In practice, Mexico’s economy has continued to become increasingly reliant on the U.S. under AMLO, who rose to power in 2018 on pledges to reduce that dependence. Rising exports to the northern neighbor and money sent home by Mexican expats have been a major boost to the economy during the pandemic. Meanwhile, gas imports from the U.S. have nearly tripled in five years to about 6.5 billion cubic feet a day.
Instead of helping Mexico diversify its electricity generation, his policies have mostly alienated the renewable energy developers that came to the country following the past administration’s reforms and are already producing about a 10th of the country’s electricity. They’ve invested almost $30 billion in renewables and energy storage over the past decade, and potential power generation projects over the next 30 years could bring roughly $150 billion more, according to BloombergNEF.
But AMLO is putting all that in limbo. His government has sought to favor the state utility in the power market even before this month’s contentious bill. About 200 energy projects have been stalled, while competitive bidding rounds for new energy investments have been suspended.
Jaguar E&P, a Mexican upstart that has half of the privately operated onshore gas fields in the country, is hoping that private explorers will be able to thrive alongside the two state energy companies and help the country reduce dependence on imports.
“What happened in February highlights the risk that we have associated not just with relying on gas coming from the U.S. but specifically gas coming from one state,” Jaguar Chief Executive Officer Warren Levy said in an interview. “You combine the very heavy import dependency, lack of storage capacity, lack of domestic supply, and what you get is that when you have a shortfall of gas, there’s a very high risk for the Mexican economy.”
Even if AMLO’s approach can’t realistically bring Mexico closer to energy self-sufficiency, it gets votes. After four years of a Donald Trump presidency that wasn’t very friendly towards his country, AMLO’s combination of charisma and tough nationalistic talk has helped him sustain high levels of popularity. And with over 60% of Mexico’s electricity generation relying on gas that comes mostly from north of the border, it’s also easy to see how his supporters are willing to overlook flaws in his policies in the name of more independence.
It also didn’t help that Texas Governor Greg Abbott, at the height of the crisis on Feb. 17, banned sales of power and gas to customers outside the state.
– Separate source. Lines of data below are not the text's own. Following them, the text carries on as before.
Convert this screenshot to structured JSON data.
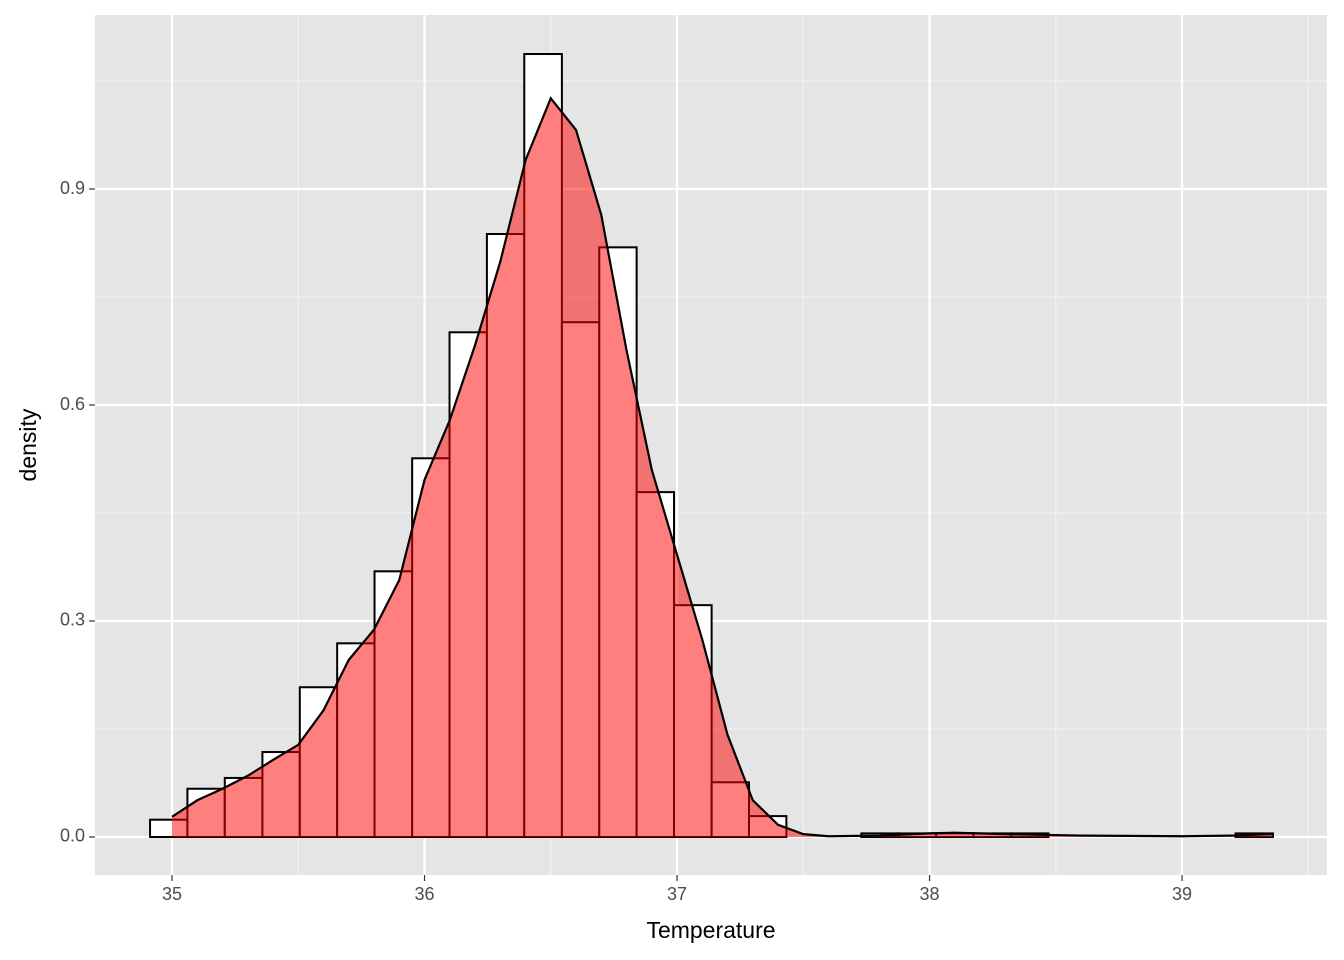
{
  "chart_data": {
    "type": "histogram",
    "x_label": "Temperature",
    "y_label": "density",
    "bins": [
      34.913,
      35.061,
      35.209,
      35.358,
      35.506,
      35.654,
      35.802,
      35.951,
      36.099,
      36.247,
      36.395,
      36.544,
      36.692,
      36.84,
      36.988,
      37.137,
      37.285,
      37.433,
      37.581,
      37.73,
      37.878,
      38.026,
      38.174,
      38.323,
      38.471,
      38.619,
      38.767,
      38.916,
      39.064,
      39.212,
      39.36
    ],
    "values": [
      0.024,
      0.067,
      0.082,
      0.118,
      0.208,
      0.269,
      0.369,
      0.526,
      0.701,
      0.8375,
      1.0875,
      0.715,
      0.819,
      0.479,
      0.322,
      0.076,
      0.029,
      0,
      0,
      0.005,
      0.005,
      0.005,
      0.005,
      0.005,
      0,
      0,
      0,
      0,
      0,
      0.005
    ],
    "color": "#ffffff",
    "edge_color": "#000000",
    "density": {
      "x": [
        35.0,
        35.1,
        35.2,
        35.3,
        35.4,
        35.5,
        35.6,
        35.7,
        35.8,
        35.9,
        36.0,
        36.1,
        36.2,
        36.3,
        36.4,
        36.5,
        36.6,
        36.7,
        36.8,
        36.9,
        37.0,
        37.1,
        37.2,
        37.3,
        37.4,
        37.5,
        37.6,
        37.8,
        38.0,
        38.1,
        38.3,
        38.6,
        39.0,
        39.2,
        39.36
      ],
      "values": [
        0.028,
        0.051,
        0.067,
        0.085,
        0.107,
        0.128,
        0.176,
        0.246,
        0.288,
        0.357,
        0.496,
        0.579,
        0.683,
        0.799,
        0.94,
        1.026,
        0.982,
        0.864,
        0.676,
        0.51,
        0.392,
        0.274,
        0.142,
        0.051,
        0.017,
        0.004,
        0.001,
        0.002,
        0.005,
        0.006,
        0.004,
        0.002,
        0.001,
        0.002,
        0.004
      ],
      "color": "#ff0000",
      "line_color": "#000000"
    },
    "xlim": [
      34.695,
      39.574
    ],
    "ylim": [
      -0.0528,
      1.1417
    ],
    "xticks": [
      35,
      36,
      37,
      38,
      39
    ],
    "yticks": [
      {
        "value": 0,
        "label": "0.0"
      },
      0.3,
      0.6,
      0.9
    ],
    "grid": true
  }
}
The move was bound to have serious implications to Mexico, as Javier Lopez Ramos, the chief executive officer of Pemex’s gas-trading unit, pointed out in a letter to the Texas energy regulator that same day.
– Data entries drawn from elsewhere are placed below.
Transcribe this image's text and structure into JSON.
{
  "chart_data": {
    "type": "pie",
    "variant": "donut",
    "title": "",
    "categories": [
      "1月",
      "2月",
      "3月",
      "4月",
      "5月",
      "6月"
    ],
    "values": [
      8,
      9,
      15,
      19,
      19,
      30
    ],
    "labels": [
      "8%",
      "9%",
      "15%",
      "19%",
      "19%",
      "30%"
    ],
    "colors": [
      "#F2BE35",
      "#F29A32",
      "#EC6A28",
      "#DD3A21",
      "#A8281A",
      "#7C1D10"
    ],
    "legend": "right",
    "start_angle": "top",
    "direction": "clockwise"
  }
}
“The loss of export volumes from Texas cannot readily be offset with Mexican production, such that human deprivation will almost certainly result,’’ he said in the letter.
While Mexico’s outages weren’t as bad as in Texas, where 57 people died because of the freeze, grid operator Cenace announced rolling blackouts that lasted for three days, with as many as 4.7 million customers losing electricity at some point. The northern states of Baja California, Sonora, Chihuahua, Coahuila, Nuevo Leon and Tamaulipas were the worst hit. Manufacturing and export firms lost about $200 per hour during the outages, according to Luis Manuel Hernandez, the president of the National Council of the Maquiladora and Export Manufacturing Industry. But he’s not blaming the U.S.
“If the government had anticipated the problem, we wouldn’t have had three days without electricity,” he said over the phone from Tijuana.